Médias : « Fiertés », une série réalisée par Philippe Faucon, jeudi 3 mai à 20h50 sur Arte
De la veille de l’arrivée de François Mitterrand au pouvoir à l’adoption du mariage pour tous, une fresque intime et familiale en trois épisodes. Retour sur les combats pour les droits des minorités sexuelles en France à travers trois destins d'hommes sur plusieurs générations.
De la dépénalisation tardive de l’homosexualité au début des années 80, dans la foulée de l’élection de François Mitterrand, à l’adoption de la loi Taubira en 2013, Philippe Faucon retrace, au travers du destin de Victor (Benjamin Voisin puis Samuel Theis) et des siens, le combat en France des minorités sexuelles pour leur reconnaissance et leurs droits. Une histoire contée en douceur et centrée sur le récit intimiste d’une famille et d’un couple, sans oublier pour autant la violence symbolique et concrète subie par les homosexuels. Au sein d’un casting de choix, où chacun incarne son rôle, petit ou grand, avec une intensité retenue, le trio de tête constitué par Samuel Theis (« Party Girl », « Un village français »), Stanislas Nordey (directeur du Théâtre National de Strasbourg) et Frédéric Pierrot (« Un homme est mort », « Les Revenants ») porte ce récit émouvant.
Extrait d’entretien avec Philippe Faucon, réalisateur de la série
En toute discrétion et avec une intransigeante simplicité, Philippe Faucon tourne des films depuis bientôt 30 ans. Après la consécration de « Fatima », « Fiertés » apporte une nouvelle pierre à une oeuvre en prise avec la société française, qui s’attache à mettre en lumière les gens qu’on ne regarde pas.
Qu’est-ce qui vous a incité à vous associer à ce projet, d’abord imaginé par les scénaristes José Caltagirone et Niels Rahou ?
D’abord le fait qu’il s’agissait de trois époques que j’ai connues, qui étaient là évoquées à travers l’évolution d’un couple d’hommes. J’ai trouvé qu’il y avait une importance à revenir sur cette histoire, au travers de ces trois périodes. Comme beaucoup de gens, j’ai été assez abasourdi de voir qu’en 2013, en France, des centaines de milliers de personnes ne semblaient avoir rien d’autre à faire de leurs vies que de s’opposer, de façon aussi acharnée et continue, aux droits évidents et naturels des autres.
La forme de la série télévisée vous a-t-elle semblée particulièrement pertinente pour raconter cette histoire ?

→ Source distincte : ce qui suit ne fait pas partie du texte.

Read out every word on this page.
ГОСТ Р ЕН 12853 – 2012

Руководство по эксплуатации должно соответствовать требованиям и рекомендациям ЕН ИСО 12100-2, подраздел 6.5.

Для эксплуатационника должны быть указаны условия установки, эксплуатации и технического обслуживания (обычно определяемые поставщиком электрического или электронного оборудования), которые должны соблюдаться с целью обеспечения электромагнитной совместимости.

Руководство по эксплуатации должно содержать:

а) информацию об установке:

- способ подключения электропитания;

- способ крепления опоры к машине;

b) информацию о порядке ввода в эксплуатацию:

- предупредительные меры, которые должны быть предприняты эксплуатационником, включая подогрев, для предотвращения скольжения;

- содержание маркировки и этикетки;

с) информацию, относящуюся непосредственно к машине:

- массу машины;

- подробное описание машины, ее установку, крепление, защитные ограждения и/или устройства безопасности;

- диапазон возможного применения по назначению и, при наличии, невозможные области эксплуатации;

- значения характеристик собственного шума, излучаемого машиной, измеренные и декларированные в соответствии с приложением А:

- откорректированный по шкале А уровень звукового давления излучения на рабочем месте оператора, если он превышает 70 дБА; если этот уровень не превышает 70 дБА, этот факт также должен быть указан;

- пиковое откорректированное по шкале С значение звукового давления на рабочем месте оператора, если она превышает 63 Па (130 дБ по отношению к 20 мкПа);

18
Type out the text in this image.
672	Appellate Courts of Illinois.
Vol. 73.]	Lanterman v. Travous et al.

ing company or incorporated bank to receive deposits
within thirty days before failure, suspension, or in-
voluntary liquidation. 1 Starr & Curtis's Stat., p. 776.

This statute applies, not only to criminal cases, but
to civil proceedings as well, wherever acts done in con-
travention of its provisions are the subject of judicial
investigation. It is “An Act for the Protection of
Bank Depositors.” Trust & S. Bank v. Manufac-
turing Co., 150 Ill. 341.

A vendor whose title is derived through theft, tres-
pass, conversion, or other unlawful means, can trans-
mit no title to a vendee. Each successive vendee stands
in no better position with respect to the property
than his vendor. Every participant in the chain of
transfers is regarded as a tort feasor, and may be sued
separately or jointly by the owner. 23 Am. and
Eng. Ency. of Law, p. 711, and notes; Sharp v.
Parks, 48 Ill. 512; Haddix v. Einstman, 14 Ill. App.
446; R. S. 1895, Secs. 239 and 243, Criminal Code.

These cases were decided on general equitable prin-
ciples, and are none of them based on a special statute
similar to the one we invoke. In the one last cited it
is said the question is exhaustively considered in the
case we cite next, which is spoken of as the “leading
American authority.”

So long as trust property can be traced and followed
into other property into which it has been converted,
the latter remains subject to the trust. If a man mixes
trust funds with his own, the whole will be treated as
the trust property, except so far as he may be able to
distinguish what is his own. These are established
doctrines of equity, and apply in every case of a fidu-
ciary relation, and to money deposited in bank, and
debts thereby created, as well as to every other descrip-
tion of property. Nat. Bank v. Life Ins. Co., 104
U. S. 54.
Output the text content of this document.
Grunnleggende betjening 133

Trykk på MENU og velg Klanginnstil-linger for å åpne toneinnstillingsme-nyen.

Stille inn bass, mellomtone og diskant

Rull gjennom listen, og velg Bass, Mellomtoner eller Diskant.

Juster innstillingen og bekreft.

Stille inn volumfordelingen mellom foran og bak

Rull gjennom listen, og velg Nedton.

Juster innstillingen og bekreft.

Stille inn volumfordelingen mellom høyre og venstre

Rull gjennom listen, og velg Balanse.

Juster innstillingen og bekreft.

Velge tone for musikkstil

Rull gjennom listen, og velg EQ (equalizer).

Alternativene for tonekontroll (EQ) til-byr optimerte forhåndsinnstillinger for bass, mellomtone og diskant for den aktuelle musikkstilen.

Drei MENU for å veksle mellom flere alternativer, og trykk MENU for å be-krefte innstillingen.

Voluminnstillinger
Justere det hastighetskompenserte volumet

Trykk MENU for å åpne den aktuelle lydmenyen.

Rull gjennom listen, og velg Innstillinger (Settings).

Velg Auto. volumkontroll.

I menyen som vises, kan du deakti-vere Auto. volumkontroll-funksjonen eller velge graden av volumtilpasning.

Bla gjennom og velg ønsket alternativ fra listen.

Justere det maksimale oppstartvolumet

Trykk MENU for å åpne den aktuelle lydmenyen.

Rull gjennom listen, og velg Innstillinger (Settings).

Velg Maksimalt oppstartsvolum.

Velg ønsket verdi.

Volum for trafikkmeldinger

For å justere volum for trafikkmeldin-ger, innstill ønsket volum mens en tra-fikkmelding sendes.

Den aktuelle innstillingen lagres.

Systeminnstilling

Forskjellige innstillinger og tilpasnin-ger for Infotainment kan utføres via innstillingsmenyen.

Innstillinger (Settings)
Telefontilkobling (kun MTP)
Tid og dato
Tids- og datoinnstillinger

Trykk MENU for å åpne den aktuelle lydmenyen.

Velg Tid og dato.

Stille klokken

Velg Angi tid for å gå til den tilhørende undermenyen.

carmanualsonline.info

Oui, car le récit par épisode permet de se centrer sur une succession de segments, chacun consacré à un personnage, une époque, un événement, sur un temps que le format unitaire ne permettrait pas. En même temps, comme il s’agit d’une mini-série, les trois épisodes sont censés être regardés successivement, au cours de la même soirée. L’ensemble constitue donc un récit continu, au sein duquel chaque épisode vient relancer l’intérêt pour le suivant.
Qu’ont en commun les personnages de « Fiertés » avec ceux de vos autres films ?
Ces personnages partagent le fait qu’ils ont à affirmer ce qu’ils sont, en opposition à des regards qui les réduisent ou les enferment, ou qui tentent de les maintenir en dehors de l’espace commun, dans la marge. J’ai souvent mis en avant des personnages de femmes, ici ce sont des destins masculins. Peu importe : il s’agit toujours de les faire exister en leur apportant une densité, une profondeur. Je peux avoir – comme les autres auteurs du projet – une compréhension plus immédiate envers des personnages proches de moi, ou une curiosité plus forte envers des personnages différents de moi, mais cela ne recoupe pas forcément le fait qu’ils soient hommes ou femmes. Il y a des hommes qui me sont étrangers et des femmes qui me sont comme des miroirs !
Entre chaque épisode, il y a une ellipse de plusieurs années. Vous faites de ces « lacunes » une force, car en laissant des choses en creux dans le récit, vous leur donnez une autre résonance…
L’ellipse est une figure très particulière au cinéma. En choisissant des segments dans un récit, en montant des images et des sons, on a le pouvoir de donner à certaines choses une présence souterraine, mais une présence certaine. Un peu comme en musique, lorsque un motif secondaire intervient en arrière-plan d’un motif principal. Comme en musique, il s’agit de trouver le juste rapport de l’un à l’autre, ni trop « elliptique », ni trop interférent. Dans Fiertés, on peut prendre l’exemple de la maladie de Serge : elle est dite, mais en sourdine, et non criée avec rage, comme elle l’a été dans d’autres films plus contemporains de l’apparition du SIDA. Elle interfère par son inéluctabilité sur ce récit de vie, d’amour et de combat, sans en prendre la place.